The first two thirds of the 60-minute broadcast was presented as a series of simulated news bulletins, which suggested to many listeners that an actual Martian invasion was in progress. Compounding the issue was the fact that the Mercury Theatre on the Air was a ’sustaining show’ (i.e., it ran without commercial breaks), thus adding to the dramatic effect. Although there were sensationalist accounts in the press about a supposed panic, careful research has shown that while thousands were frightened, there is no evidence that people fled their homes or otherwise took action.[citation needed] The news-bulletin format was decried as cruelly deceptive by some newspapers and public figures, leading to an outcry against the perpetrators of the broadcast, but the episode launched Orson Welles to fame.

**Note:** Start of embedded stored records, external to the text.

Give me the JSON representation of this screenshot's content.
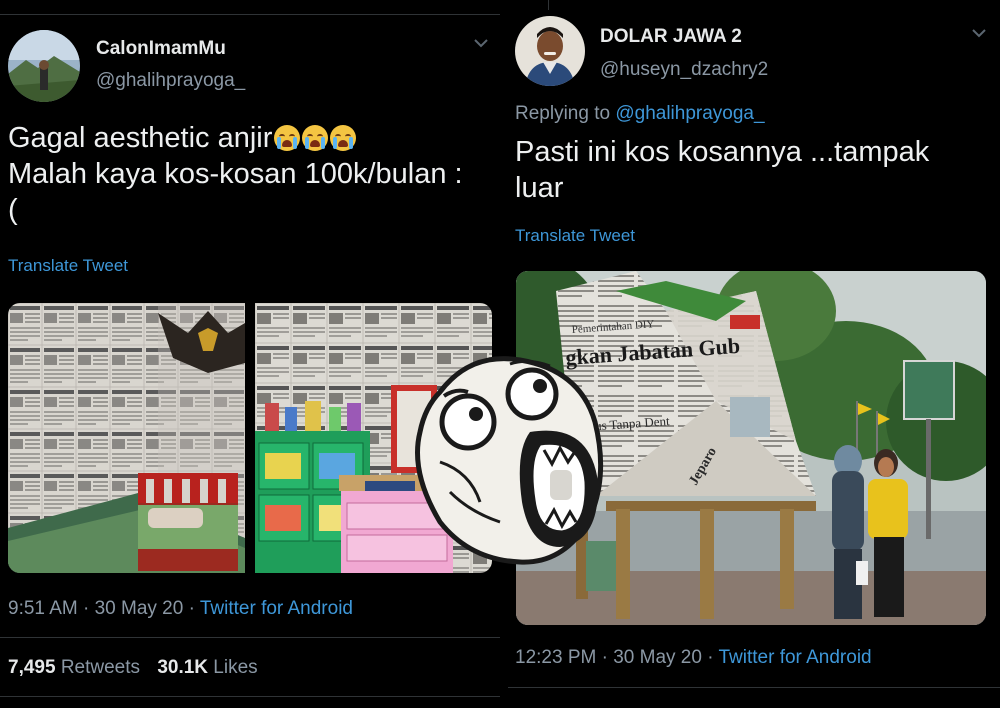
{
  "left_tweet": {
    "display_name": "CalonImamMu",
    "handle": "@ghalihprayoga_",
    "text_line1": "Gagal aesthetic anjir",
    "text_line2": "Malah kaya kos-kosan 100k/bulan :",
    "text_line3": "(",
    "emoji": [
      "loudly-crying-face",
      "loudly-crying-face",
      "loudly-crying-face"
    ],
    "translate": "Translate Tweet",
    "time": "9:51 AM · 30 May 20 · ",
    "source": "Twitter for Android",
    "retweets_count": "7,495",
    "retweets_label": "Retweets",
    "likes_count": "30.1K",
    "likes_label": "Likes"
  },
  "right_tweet": {
    "display_name": "DOLAR JAWA 2",
    "handle": "@huseyn_dzachry2",
    "replying_label": "Replying to ",
    "replying_to": "@ghalihprayoga_",
    "text_line1": "Pasti ini kos kosannya ...tampak",
    "text_line2": "luar",
    "translate": "Translate Tweet",
    "time": "12:23 PM · 30 May 20 · ",
    "source": "Twitter for Android"
  },
  "photo_text": {
    "headline": "gkan Jabatan Gub",
    "top": "Pemerintahan DIY",
    "line3": "eius Tanpa Dent",
    "corner": "Jeparo"
  },
  "colors": {
    "background": "#000000",
    "link": "#3e97d8",
    "secondary_text": "#8b98a5",
    "primary_text": "#e7e9ea"
  },
  "icons": [
    "chevron-down-icon",
    "avatar",
    "lol-rage-face"
  ]
}
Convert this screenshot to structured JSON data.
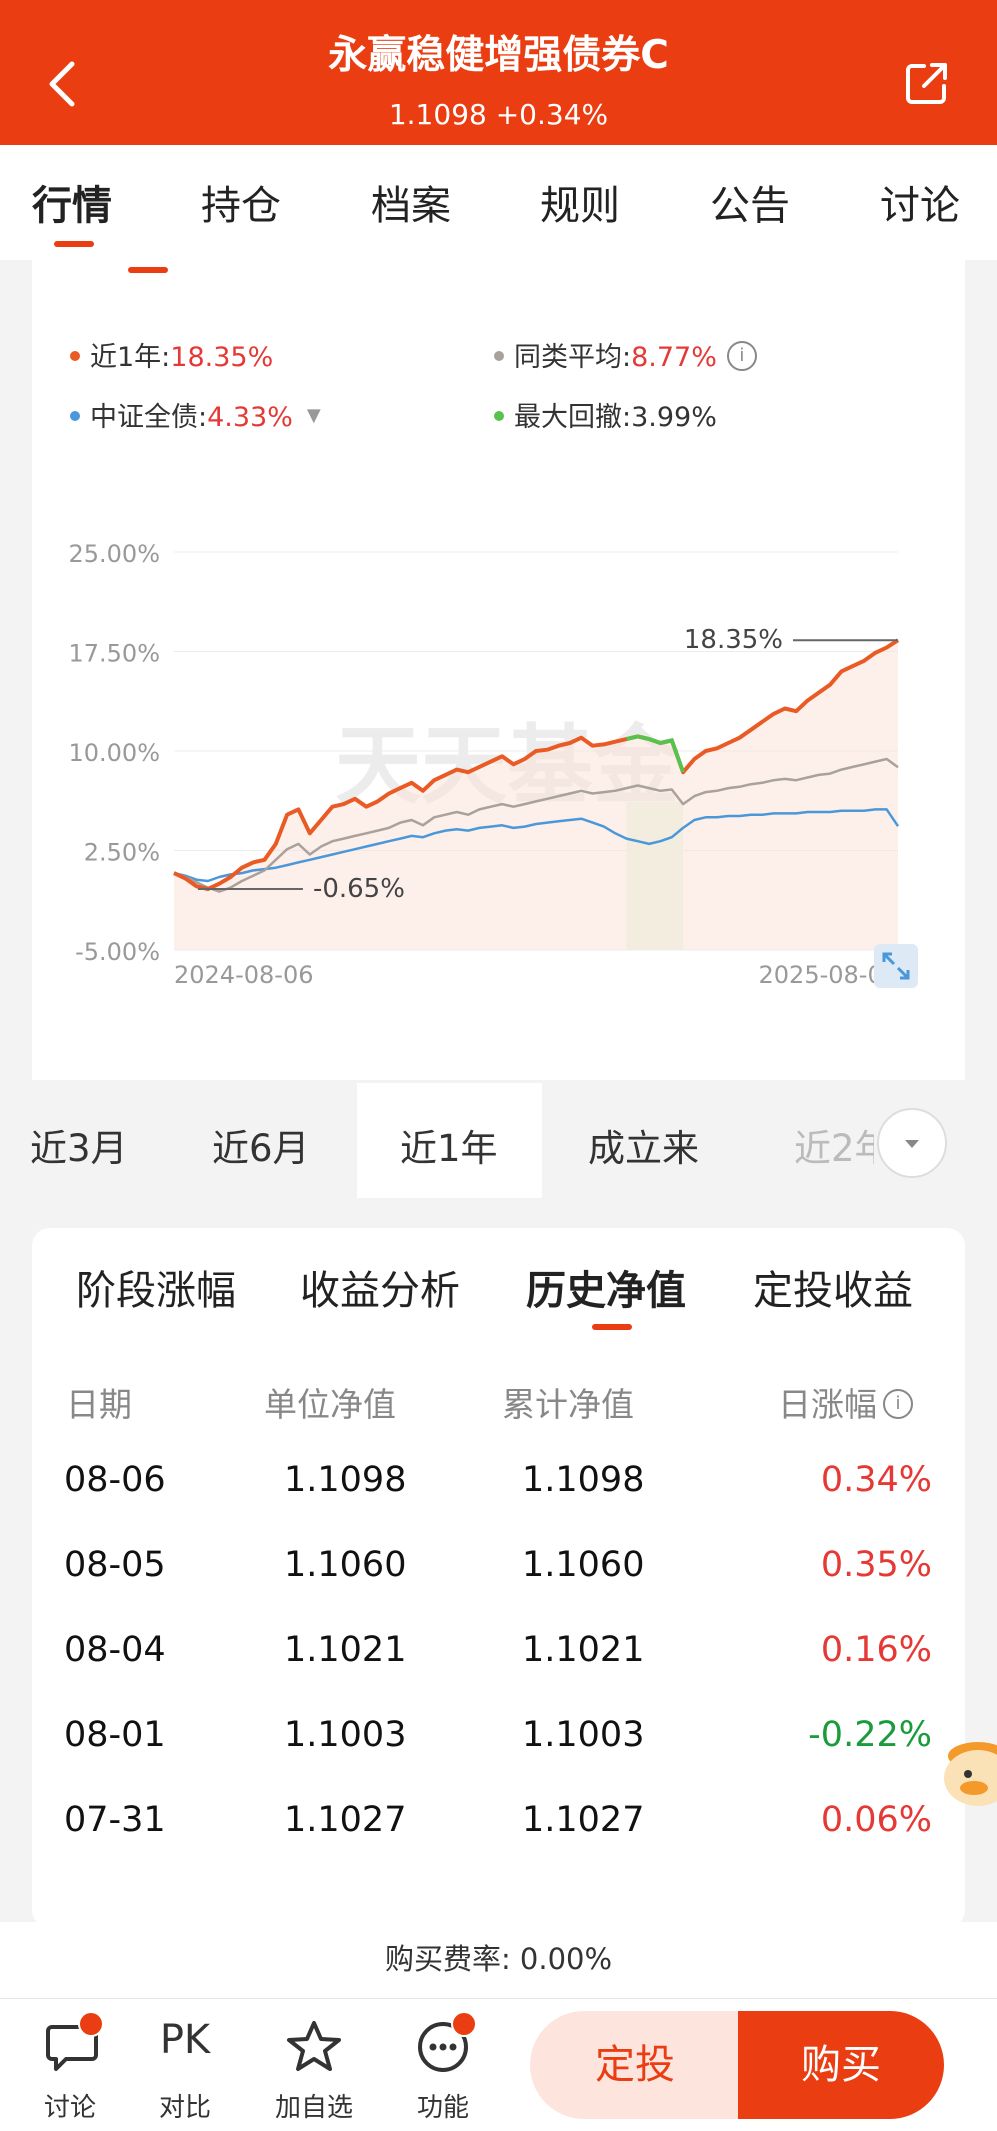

According to family lore, Rufus Reuben Tucker, then employed as much of my mom’s family was in the coal mines of Southern Illinois, was caught up in the (perhaps mythical) wave of panic. He grabbed up a coffee can containing his all of his young family’s savings, left wife and children behind, and hid down in the mine to escape the Martians.

The practicality of this move aside (do extra-terrestrials accept US currency?), you can imagine that forever after Reuben would have been known as 1) an ass, 2) a fool who believed the “War of the Worlds” broadcast was real, 3) a coward who immediately abandoned his wife & kids in the face of alien invasion, without seeing one flying saucer or little green man.

Flush with recent praise for this gem of a tale, I asked my Uknavage family if they remembered any more details. And none of them knew what I was talking about! What? Did I make it up? Did I overhear it sometime at a family gathering when neither of my aunts, my uncle, or my sister were present? It seems unlikely but possible.

We do have some video archives from the late 1980s of my grandpa & his aunt Susie — a couple of hours of old family stories in fact. So I have some research to do to find the source of this story, where Reuben & Petrona lived in 1938, what mine that might have been, how widespread the radio broadcast was in Southern Illinois, etc. Another fun mystery to be solved.